La película se filmó concluida la guerra y los prusianos, como es lógico, reciben la peor parte de la historia. Ahí tenemos al káiser, un títere dominado por su esposa, a su hijo, el príncipe coronado, mequetrefe enamoradizo, a Hindenburg, un rechoncho con guardaespaldas incluido y a un Ben Turpin representando a un soldado prusiano. Abundan las caídas y los tortazos, la astracanada más desbocada y un jolgorio general, todo ello resaltado por unos intertítulos de una comicidad irresistible (a Hindenburg le llaman "Hindy").

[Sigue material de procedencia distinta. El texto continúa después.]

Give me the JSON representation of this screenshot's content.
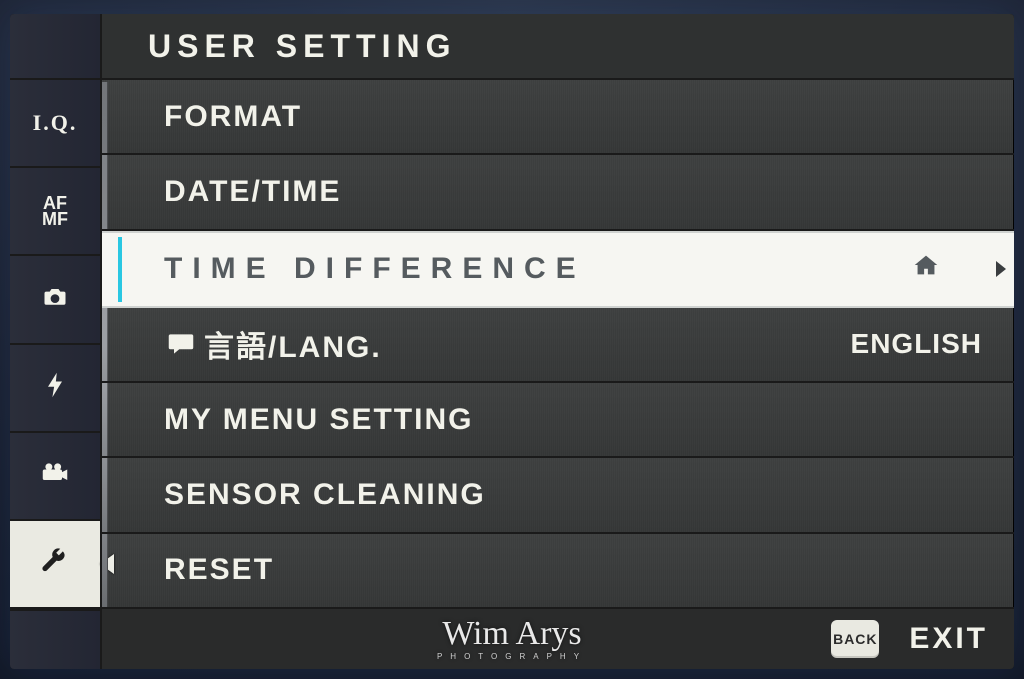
{
  "header": {
    "title": "USER SETTING"
  },
  "sidebar": {
    "items": [
      {
        "id": "iq",
        "label": "I.Q."
      },
      {
        "id": "afmf",
        "label": "AF\nMF"
      },
      {
        "id": "camera",
        "label": "camera-icon"
      },
      {
        "id": "flash",
        "label": "flash-icon"
      },
      {
        "id": "movie",
        "label": "movie-icon"
      },
      {
        "id": "wrench",
        "label": "wrench-icon"
      }
    ],
    "selected_id": "wrench"
  },
  "menu": {
    "items": [
      {
        "label": "FORMAT"
      },
      {
        "label": "DATE/TIME"
      },
      {
        "label": "TIME DIFFERENCE",
        "value_icon": "home",
        "selected": true
      },
      {
        "label": "言語/LANG.",
        "prefix_icon": "speech",
        "value": "ENGLISH"
      },
      {
        "label": "MY MENU SETTING"
      },
      {
        "label": "SENSOR CLEANING"
      },
      {
        "label": "RESET"
      }
    ]
  },
  "footer": {
    "back_label": "BACK",
    "exit_label": "EXIT"
  },
  "watermark": {
    "name": "Wim Arys",
    "sub": "PHOTOGRAPHY"
  }
}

Los americanos tampoco quedan demasiado bien parados. El oficial que debe introducirse en las líneas enemigas se viste de fémina y a fe que sus movimientos son los propios de una mujer seductora. Un travesti de tomo y lomo. Y cuando, hacia el final, los aviones aliados lanzan bombazos contra las posiciones alemanas, aparece un rótulo que reza: "Mensajeros de la democracia" (!) Pero los gags no terminan aquí, ni mucho menos (hay que ver a ese vendedor ambulante ofreciendo cruces de hierro a cinco marcos cada tres piezas).
La copia no es de lo más florido que hemos traído Y eso es todo, que no es poco. Sesenta y cinco minutos de sano cachondeo respecto a un tema que no tuvo nada de risible. Si los prusianos hubiesen sido tan bobos como los de la película, hasta los mismos belgas habrían podido acabar con ellos sin ayuda de nadie.